Abstract High resolution magnetic flux leakage (MFL) in-line inspection (ILI) technology has proven to be one of the most effective approaches to manage corrosion anomalies within the pipeline industry. However, due to the presence of extra metal, pipeline casings are suspected of impacting the detection and sizing accuracy of MFL systems for metal loss features when they are located under casings. A research project was carried out by TC Energy (TCE) with ROSEN to better understand the effect of pipeline casings on the performance of axially-aligned MFL ILI (MFL-A) technology.

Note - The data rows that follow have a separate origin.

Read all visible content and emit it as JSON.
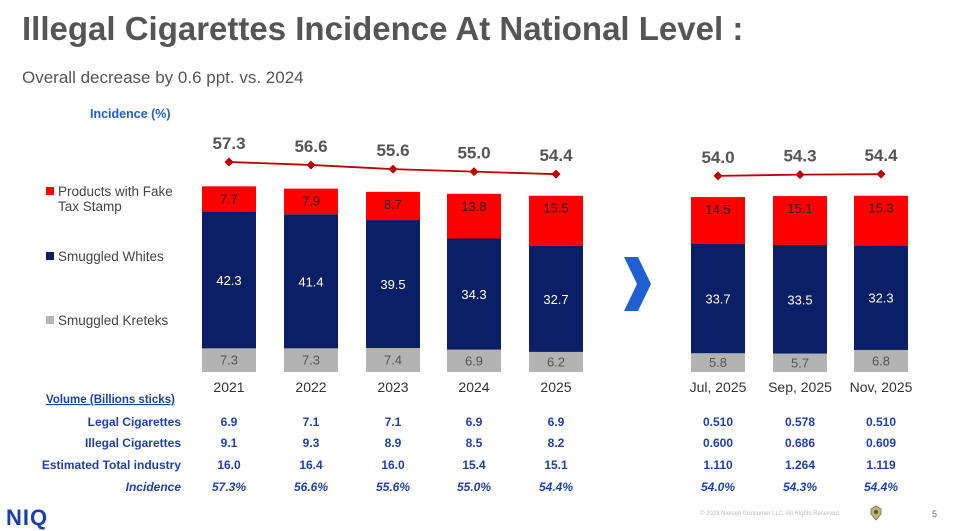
{
  "title": "Illegal Cigarettes Incidence At National Level :",
  "subtitle": "Overall decrease by 0.6 ppt. vs. 2024",
  "incidence_label": "Incidence (%)",
  "colors": {
    "fake": "#ff0000",
    "whites": "#0b1f66",
    "kreteks": "#b3b3b3",
    "line": "#c00000",
    "accent": "#1f5fd1",
    "label": "#1f3fae"
  },
  "arrow_icon": "chevron-right-icon",
  "chart_data": {
    "type": "bar",
    "stacked": true,
    "categories": [
      "2021",
      "2022",
      "2023",
      "2024",
      "2025",
      "Jul, 2025",
      "Sep, 2025",
      "Nov, 2025"
    ],
    "series": [
      {
        "name": "Smuggled Kreteks",
        "values": [
          7.3,
          7.3,
          7.4,
          6.9,
          6.2,
          5.8,
          5.7,
          6.8
        ]
      },
      {
        "name": "Smuggled Whites",
        "values": [
          42.3,
          41.4,
          39.5,
          34.3,
          32.7,
          33.7,
          33.5,
          32.3
        ]
      },
      {
        "name": "Products with Fake Tax Stamp",
        "values": [
          7.7,
          7.9,
          8.7,
          13.8,
          15.5,
          14.5,
          15.1,
          15.3
        ]
      }
    ],
    "line": {
      "values": [
        57.3,
        56.6,
        55.6,
        55.0,
        54.4,
        54.0,
        54.3,
        54.4
      ]
    },
    "legend": [
      "Products with Fake Tax Stamp",
      "Smuggled Whites",
      "Smuggled Kreteks"
    ],
    "legend_placement": "left",
    "grid": false
  },
  "table": {
    "header": "Volume (Billions sticks)",
    "rows": [
      {
        "label": "Legal Cigarettes",
        "values": [
          "6.9",
          "7.1",
          "7.1",
          "6.9",
          "6.9",
          "0.510",
          "0.578",
          "0.510"
        ],
        "italic": false
      },
      {
        "label": "Illegal Cigarettes",
        "values": [
          "9.1",
          "9.3",
          "8.9",
          "8.5",
          "8.2",
          "0.600",
          "0.686",
          "0.609"
        ],
        "italic": false
      },
      {
        "label": "Estimated Total industry",
        "values": [
          "16.0",
          "16.4",
          "16.0",
          "15.4",
          "15.1",
          "1.110",
          "1.264",
          "1.119"
        ],
        "italic": false
      },
      {
        "label": "Incidence",
        "values": [
          "57.3%",
          "56.6%",
          "55.6%",
          "55.0%",
          "54.4%",
          "54.0%",
          "54.3%",
          "54.4%"
        ],
        "italic": true
      }
    ]
  },
  "footer": {
    "logo": "NIQ",
    "copyright": "© 2023 Nielsen Consumer LLC. All Rights Reserved.",
    "page": "5"
  }
}
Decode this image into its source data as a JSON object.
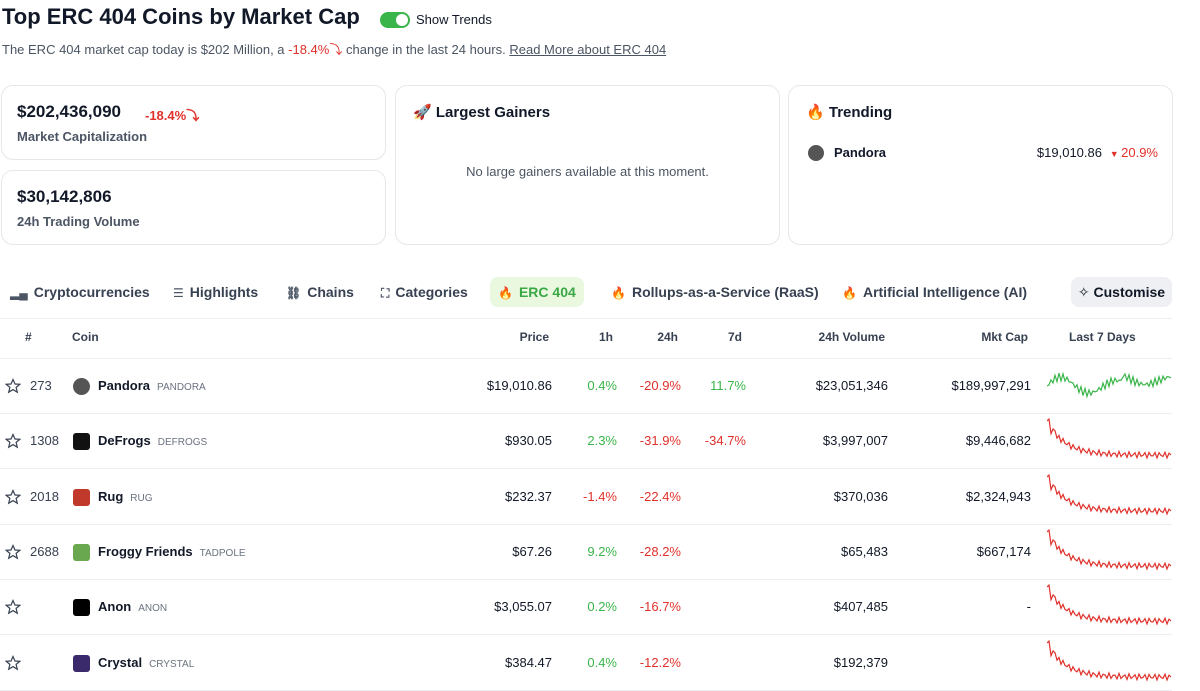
{
  "header": {
    "title": "Top ERC 404 Coins by Market Cap",
    "toggle_label": "Show Trends",
    "summary_prefix": "The ERC 404 market cap today is $202 Million, a",
    "summary_change": "-18.4%",
    "summary_suffix": "change in the last 24 hours.",
    "read_more": "Read More about ERC 404"
  },
  "stats": {
    "market_cap": {
      "value": "$202,436,090",
      "change": "-18.4%",
      "label": "Market Capitalization"
    },
    "volume": {
      "value": "$30,142,806",
      "label": "24h Trading Volume"
    }
  },
  "gainers": {
    "title": "Largest Gainers",
    "message": "No large gainers available at this moment."
  },
  "trending": {
    "title": "Trending",
    "items": [
      {
        "name": "Pandora",
        "price": "$19,010.86",
        "change": "20.9%"
      }
    ]
  },
  "tabs": [
    "Cryptocurrencies",
    "Highlights",
    "Chains",
    "Categories",
    "ERC 404",
    "Rollups-as-a-Service (RaaS)",
    "Artificial Intelligence (AI)"
  ],
  "active_tab": "ERC 404",
  "customise": "Customise",
  "table": {
    "columns": [
      "#",
      "Coin",
      "Price",
      "1h",
      "24h",
      "7d",
      "24h Volume",
      "Mkt Cap",
      "Last 7 Days"
    ],
    "rows": [
      {
        "rank": "273",
        "name": "Pandora",
        "symbol": "PANDORA",
        "price": "$19,010.86",
        "h1": "0.4%",
        "h24": "-20.9%",
        "d7": "11.7%",
        "volume": "$23,051,346",
        "mcap": "$189,997,291",
        "spark_color": "#3ab54a",
        "icon_color": "#555555"
      },
      {
        "rank": "1308",
        "name": "DeFrogs",
        "symbol": "DEFROGS",
        "price": "$930.05",
        "h1": "2.3%",
        "h24": "-31.9%",
        "d7": "-34.7%",
        "volume": "$3,997,007",
        "mcap": "$9,446,682",
        "spark_color": "#e0312b",
        "icon_color": "#111111"
      },
      {
        "rank": "2018",
        "name": "Rug",
        "symbol": "RUG",
        "price": "$232.37",
        "h1": "-1.4%",
        "h24": "-22.4%",
        "d7": null,
        "volume": "$370,036",
        "mcap": "$2,324,943",
        "spark_color": "#e0312b",
        "icon_color": "#c0392b"
      },
      {
        "rank": "2688",
        "name": "Froggy Friends",
        "symbol": "TADPOLE",
        "price": "$67.26",
        "h1": "9.2%",
        "h24": "-28.2%",
        "d7": null,
        "volume": "$65,483",
        "mcap": "$667,174",
        "spark_color": "#e0312b",
        "icon_color": "#6aa84f"
      },
      {
        "rank": null,
        "name": "Anon",
        "symbol": "ANON",
        "price": "$3,055.07",
        "h1": "0.2%",
        "h24": "-16.7%",
        "d7": null,
        "volume": "$407,485",
        "mcap": "-",
        "spark_color": "#e0312b",
        "icon_color": "#000000"
      },
      {
        "rank": null,
        "name": "Crystal",
        "symbol": "CRYSTAL",
        "price": "$384.47",
        "h1": "0.4%",
        "h24": "-12.2%",
        "d7": null,
        "volume": "$192,379",
        "mcap": null,
        "spark_color": "#e0312b",
        "icon_color": "#3b2a6b"
      }
    ]
  }
}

The study involved full-scale pull through testing to investigate the effects of various casing conditions and the presence of different types of casing spacers on the inspection system’s sizing and detection performance for corrosion anomalies, including the casing eccentricity, the presence of metallic and electrolytic shorting, and the presence of different types of casing spacers. The testing for various eccentricity and shorting scenarios were compared to an uncased baseline scenario. An important lesson learned by the project team through this research is the importance of identifying key factors that influence the system performance when analyzing the testing results. Failure in doing so can lead to less meaningful results: in this case, an overly conservative estimate of the sizing performance that does not discriminate appropriately where the system performed well and where the system performed worse than expected. The impact of such a broad-brushing and overly conservative estimate in the MFL system performance to pipeline integrity decisions is very significant and can result in a large number of unnecessary repairs in practice. With comprehensive data analytics, it was identified that the key factors affecting the tool performance for cased pipes are the small annulus gaps between the casing and the carrier pipe at the feature location, and the presence of certain types of spacers. For the vast majority of cases, the ILI performance under casings is comparable to the performance for uncased pipes. The results from this research suggests that with appropriate consideration of the system performance, TCE’s probabilistic ILI based corrosion management program can effectively manage corrosion anomalies within cased pipes using ILI. Additional research and testing are underway to further support this conclusion.